Metamath Proof Explorer


Theorem nfded2

Description: A deduction theorem that converts a not-free inference directly to deduction form. The first 2 hypotheses are the hypotheses of the deduction form. The third is an equality deduction (e.g., ( ( F/_ x A /\ F/_ x B ) -> <. { y | A. x y e. A } , { y | A. x y e. B } >. = <. A , B >. ) for nfopd ) that starts from abidnf . The last is assigned to the inference form (e.g., F/_ x <. { y | A. x y e. A } , { y | A. x y e.
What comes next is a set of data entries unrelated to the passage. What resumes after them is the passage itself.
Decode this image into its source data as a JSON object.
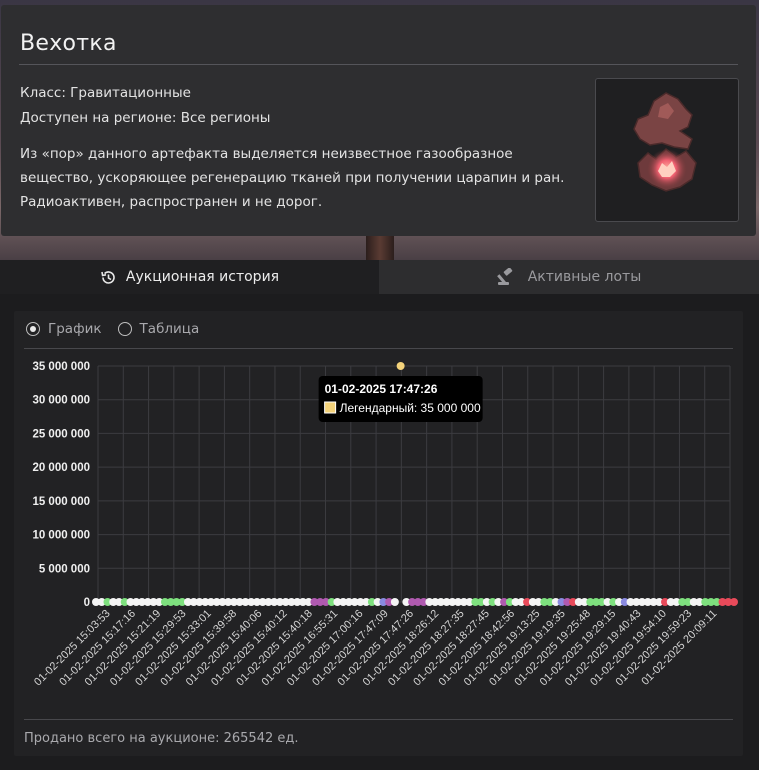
{
  "artifact": {
    "name": "Вехотка",
    "class_line": "Класс: Гравитационные",
    "region_line": "Доступен на регионе: Все регионы",
    "description": "Из «пор» данного артефакта выделяется неизвестное газообразное вещество, ускоряющее регенерацию тканей при получении царапин и ран. Радиоактивен, распространен и не дорог."
  },
  "tabs": [
    {
      "label": "Аукционная история",
      "icon": "history-icon",
      "active": true
    },
    {
      "label": "Активные лоты",
      "icon": "gavel-icon",
      "active": false
    }
  ],
  "view_toggle": {
    "options": [
      {
        "label": "График",
        "selected": true
      },
      {
        "label": "Таблица",
        "selected": false
      }
    ]
  },
  "chart_data": {
    "type": "scatter",
    "title": "",
    "xlabel": "",
    "ylabel": "",
    "ylim": [
      0,
      35000000
    ],
    "y_ticks": [
      "0",
      "5 000 000",
      "10 000 000",
      "15 000 000",
      "20 000 000",
      "25 000 000",
      "30 000 000",
      "35 000 000"
    ],
    "x_tick_labels": [
      "01-02-2025 15:03:53",
      "01-02-2025 15:17:16",
      "01-02-2025 15:21:19",
      "01-02-2025 15:29:53",
      "01-02-2025 15:33:01",
      "01-02-2025 15:39:58",
      "01-02-2025 15:40:06",
      "01-02-2025 15:40:12",
      "01-02-2025 15:40:18",
      "01-02-2025 16:55:31",
      "01-02-2025 17:00:16",
      "01-02-2025 17:47:09",
      "01-02-2025 17:47:26",
      "01-02-2025 18:26:12",
      "01-02-2025 18:27:35",
      "01-02-2025 18:27:45",
      "01-02-2025 18:42:56",
      "01-02-2025 19:13:25",
      "01-02-2025 19:19:35",
      "01-02-2025 19:25:48",
      "01-02-2025 19:29:15",
      "01-02-2025 19:40:43",
      "01-02-2025 19:54:10",
      "01-02-2025 19:59:23",
      "01-02-2025 20:09:11"
    ],
    "rarity_colors": {
      "common": "#f4f4f4",
      "uncommon": "#7ee07e",
      "rare": "#8a8ae0",
      "epic": "#b05ab0",
      "exceptional": "#e84a5a",
      "legendary": "#f3d27a"
    },
    "points_rarity": [
      "common",
      "common",
      "uncommon",
      "common",
      "common",
      "uncommon",
      "common",
      "common",
      "common",
      "common",
      "common",
      "common",
      "uncommon",
      "uncommon",
      "uncommon",
      "uncommon",
      "common",
      "common",
      "common",
      "common",
      "common",
      "common",
      "common",
      "common",
      "common",
      "common",
      "common",
      "common",
      "common",
      "common",
      "common",
      "common",
      "common",
      "common",
      "common",
      "common",
      "common",
      "common",
      "epic",
      "epic",
      "epic",
      "uncommon",
      "common",
      "common",
      "common",
      "common",
      "common",
      "common",
      "uncommon",
      "common",
      "rare",
      "epic",
      "common",
      "legendary",
      "common",
      "epic",
      "epic",
      "epic",
      "common",
      "common",
      "common",
      "common",
      "common",
      "common",
      "common",
      "common",
      "uncommon",
      "uncommon",
      "common",
      "uncommon",
      "common",
      "epic",
      "uncommon",
      "common",
      "common",
      "exceptional",
      "common",
      "common",
      "uncommon",
      "uncommon",
      "common",
      "rare",
      "epic",
      "exceptional",
      "common",
      "common",
      "uncommon",
      "uncommon",
      "uncommon",
      "common",
      "uncommon",
      "common",
      "rare",
      "common",
      "common",
      "common",
      "common",
      "common",
      "common",
      "exceptional",
      "common",
      "common",
      "uncommon",
      "uncommon",
      "common",
      "common",
      "uncommon",
      "uncommon",
      "uncommon",
      "exceptional",
      "exceptional",
      "exceptional"
    ],
    "point_values_note": "",
    "legendary_index": 53,
    "legendary_value": 35000000,
    "tooltip": {
      "date": "01-02-2025 17:47:26",
      "series_label": "Легендарный: 35 000 000"
    }
  },
  "footer": {
    "total_sold": "Продано всего на аукционе: 265542 ед."
  }
}
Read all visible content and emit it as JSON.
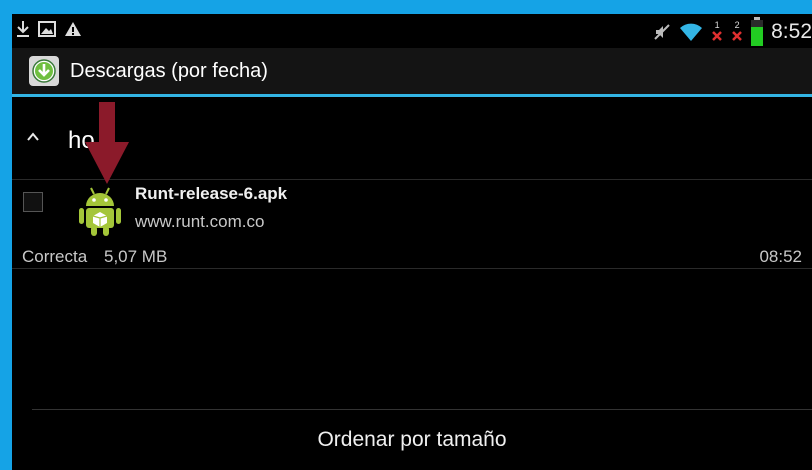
{
  "status_bar": {
    "left_icons": [
      "download-icon",
      "image-icon",
      "warning-icon"
    ],
    "right_icons": [
      "mute-icon",
      "wifi-icon",
      "sim1-no-signal-icon",
      "sim2-no-signal-icon",
      "battery-icon"
    ],
    "sim1_label": "1",
    "sim2_label": "2",
    "battery_level": 0.75,
    "time": "8:52"
  },
  "action_bar": {
    "title": "Descargas (por fecha)",
    "icon": "download-circle-icon"
  },
  "section": {
    "label": "ho",
    "icon": "chevron-up-icon"
  },
  "download": {
    "file_name": "Runt-release-6.apk",
    "source": "www.runt.com.co",
    "status": "Correcta",
    "size": "5,07 MB",
    "time": "08:52",
    "icon": "android-icon",
    "checked": false
  },
  "annotation": {
    "icon": "red-arrow-down-icon"
  },
  "footer": {
    "sort_button_label": "Ordenar por tamaño"
  },
  "colors": {
    "accent": "#33b5e5",
    "frame": "#15a3e6",
    "android_green": "#a4c639",
    "arrow_red": "#8b1a2a",
    "battery_green": "#22cc22",
    "no_signal_red": "#e03030"
  }
}
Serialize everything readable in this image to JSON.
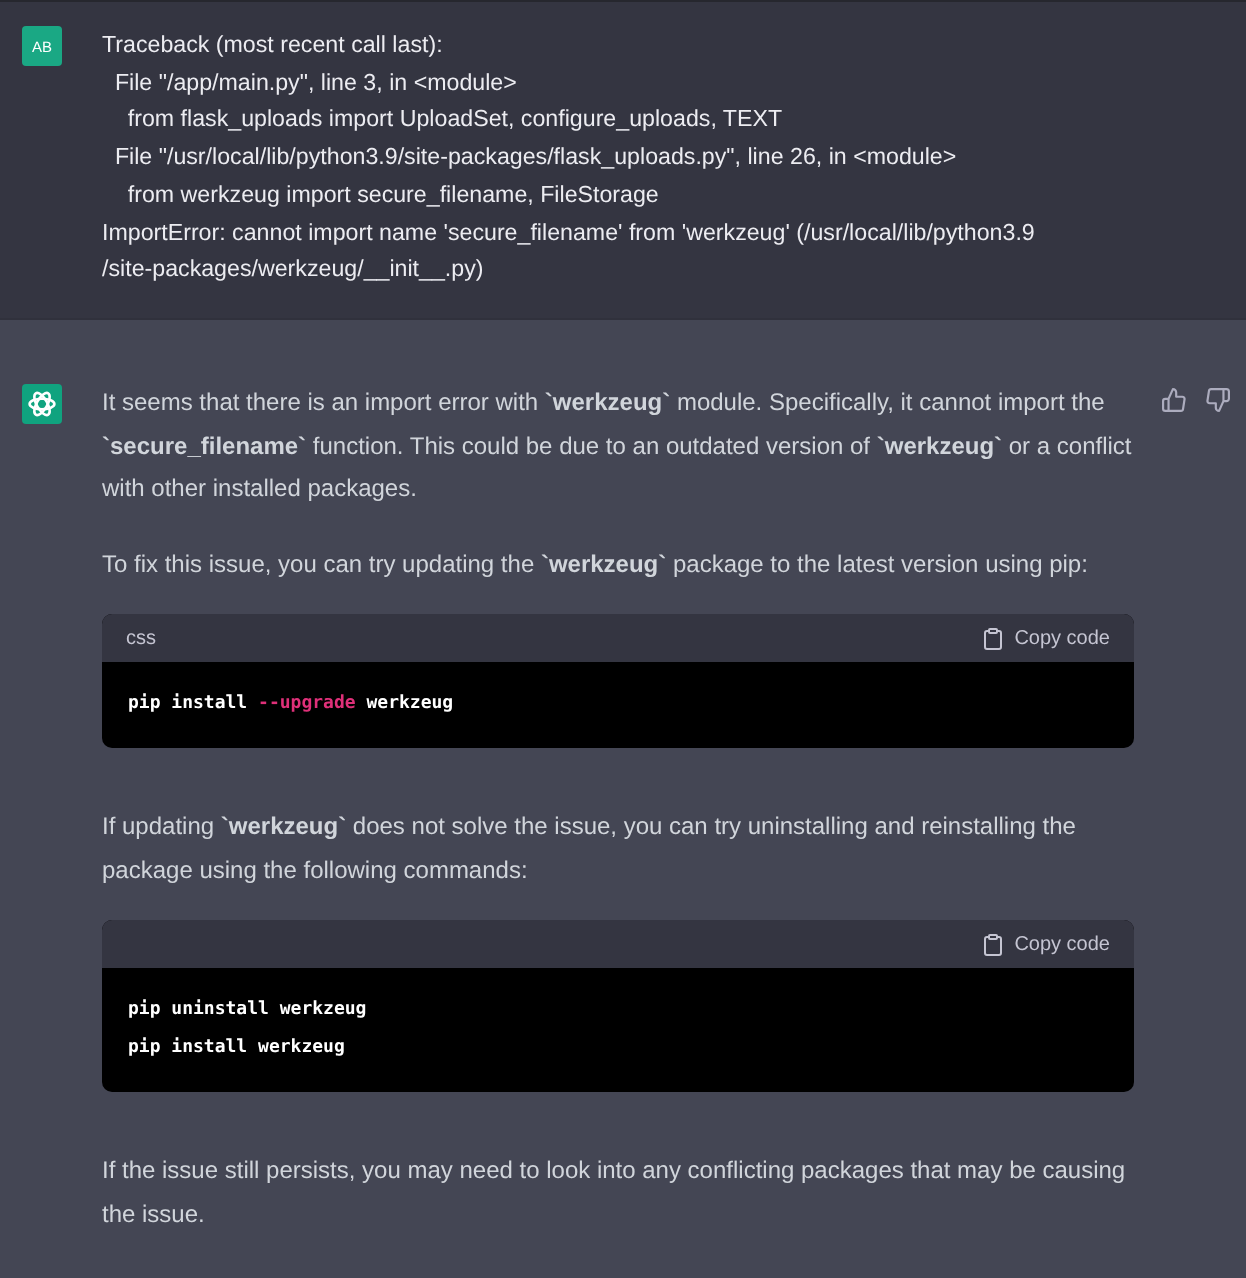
{
  "user_message": {
    "avatar_initials": "AB",
    "text": "Traceback (most recent call last):\n  File \"/app/main.py\", line 3, in <module>\n    from flask_uploads import UploadSet, configure_uploads, TEXT\n  File \"/usr/local/lib/python3.9/site-packages/flask_uploads.py\", line 26, in <module>\n    from werkzeug import secure_filename, FileStorage\nImportError: cannot import name 'secure_filename' from 'werkzeug' (/usr/local/lib/python3.9\n/site-packages/werkzeug/__init__.py)"
  },
  "assistant_message": {
    "blocks": [
      {
        "kind": "paragraph",
        "text": "It seems that there is an import error with **`werkzeug`** module. Specifically, it cannot import the **`secure_filename`** function. This could be due to an outdated version of **`werkzeug`** or a conflict with other installed packages."
      },
      {
        "kind": "paragraph",
        "text": "To fix this issue, you can try updating the **`werkzeug`** package to the latest version using pip:"
      },
      {
        "kind": "code",
        "language": "css",
        "copy_label": "Copy code",
        "lines": [
          [
            {
              "kind": "plain",
              "text": "pip install "
            },
            {
              "kind": "flag",
              "text": "--upgrade"
            },
            {
              "kind": "plain",
              "text": " werkzeug"
            }
          ]
        ]
      },
      {
        "kind": "paragraph",
        "text": "If updating **`werkzeug`** does not solve the issue, you can try uninstalling and reinstalling the package using the following commands:"
      },
      {
        "kind": "code",
        "copy_label": "Copy code",
        "lines": [
          [
            {
              "kind": "plain",
              "text": "pip uninstall werkzeug"
            }
          ],
          [
            {
              "kind": "plain",
              "text": "pip install werkzeug"
            }
          ]
        ]
      },
      {
        "kind": "paragraph",
        "text": "If the issue still persists, you may need to look into any conflicting packages that may be causing the issue."
      }
    ]
  }
}
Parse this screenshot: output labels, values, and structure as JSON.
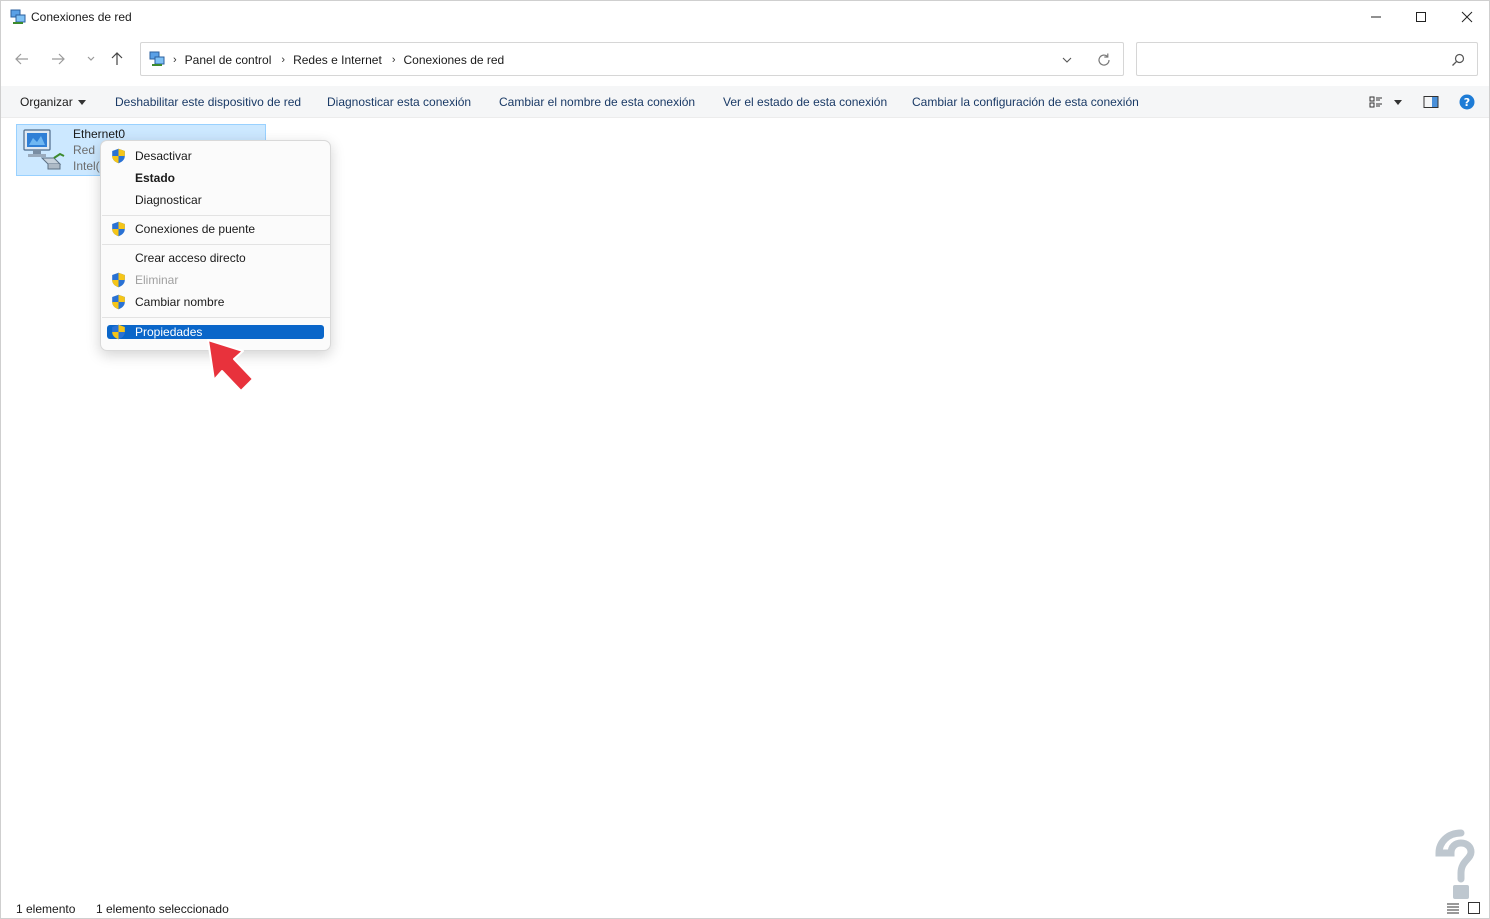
{
  "window": {
    "title": "Conexiones de red",
    "icons": {
      "app": "network-connections-icon",
      "minimize": "minimize-icon",
      "maximize": "maximize-icon",
      "close": "close-icon"
    }
  },
  "nav": {
    "icons": [
      "back-arrow-icon",
      "forward-arrow-icon",
      "recent-locations-chevron-icon",
      "up-arrow-icon"
    ]
  },
  "address": {
    "breadcrumbs": [
      "Panel de control",
      "Redes e Internet",
      "Conexiones de red"
    ],
    "separator": "›",
    "icons": {
      "location": "control-panel-icon",
      "history": "chevron-down-icon",
      "refresh": "refresh-icon"
    }
  },
  "search": {
    "value": "",
    "placeholder": "",
    "icon": "search-icon"
  },
  "commandbar": {
    "organize": "Organizar",
    "commands": [
      "Deshabilitar este dispositivo de red",
      "Diagnosticar esta conexión",
      "Cambiar el nombre de esta conexión",
      "Ver el estado de esta conexión",
      "Cambiar la configuración de esta conexión"
    ],
    "icons": {
      "layout": "change-view-icon",
      "layout_more": "dropdown-caret-icon",
      "preview": "preview-pane-icon",
      "help": "help-icon"
    }
  },
  "connection": {
    "name": "Ethernet0",
    "status": "Red",
    "adapter": "Intel(",
    "icon": "ethernet-adapter-icon",
    "selected": true
  },
  "context_menu": {
    "groups": [
      [
        {
          "label": "Desactivar",
          "shield": true,
          "bold": false,
          "disabled": false
        },
        {
          "label": "Estado",
          "shield": false,
          "bold": true,
          "disabled": false
        },
        {
          "label": "Diagnosticar",
          "shield": false,
          "bold": false,
          "disabled": false
        }
      ],
      [
        {
          "label": "Conexiones de puente",
          "shield": true,
          "bold": false,
          "disabled": false
        }
      ],
      [
        {
          "label": "Crear acceso directo",
          "shield": false,
          "bold": false,
          "disabled": false
        },
        {
          "label": "Eliminar",
          "shield": true,
          "bold": false,
          "disabled": true
        },
        {
          "label": "Cambiar nombre",
          "shield": true,
          "bold": false,
          "disabled": false
        }
      ],
      [
        {
          "label": "Propiedades",
          "shield": true,
          "bold": false,
          "disabled": false,
          "highlighted": true
        }
      ]
    ],
    "icons": {
      "shield": "uac-shield-icon",
      "pointer": "red-arrow-pointer-icon"
    }
  },
  "statusbar": {
    "item_count": "1 elemento",
    "selection": "1 elemento seleccionado",
    "icons": {
      "details": "details-view-icon",
      "tiles": "large-icons-view-icon"
    }
  },
  "colors": {
    "selection_bg": "#cce8ff",
    "selection_border": "#99d1ff",
    "menu_highlight": "#0a66c9",
    "command_text": "#1a3a66",
    "arrow": "#e8323c",
    "help": "#1e7cd6"
  },
  "watermark": {
    "icon": "watermark-logo-icon"
  }
}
B } >. for nfop ) whose hypotheses are satisfied using nfaba1 . (Contributed by NM, 19-Nov-2020)

Ref Expression
Hypotheses nfded2.1
|- ( ph -> F/_ x A )
nfded2.2
|- ( ph -> F/_ x B )
nfded2.3
|- ( ( F/_ x A /\ F/_ x B ) -> C = D )
nfded2.4
|- F/_ x C
Assertion nfded2
|- ( ph -> F/_ x D )

Proof

Step Hyp Ref Expression
1 nfded2.1
 |-  ( ph -> F/_ x A )
2 nfded2.2
 |-  ( ph -> F/_ x B )
3 nfded2.3
 |-  ( ( F/_ x A /\ F/_ x B ) -> C = D )
4 nfded2.4
 |-  F/_ x C
5 nfnfc1
 |-  F/ x F/_ x A
6 nfnfc1
 |-  F/ x F/_ x B
7 5 6 nfan
 |-  F/ x ( F/_ x A /\ F/_ x B )
8 7 3 nfceqdf
 |-  ( ( F/_ x A /\ F/_ x B ) -> ( F/_ x C <-> F/_ x D ) )
9 1 2 8 syl2anc
 |-  ( ph -> ( F/_ x C <-> F/_ x D ) )
10 4 9 mpbii
 |-  ( ph -> F/_ x D )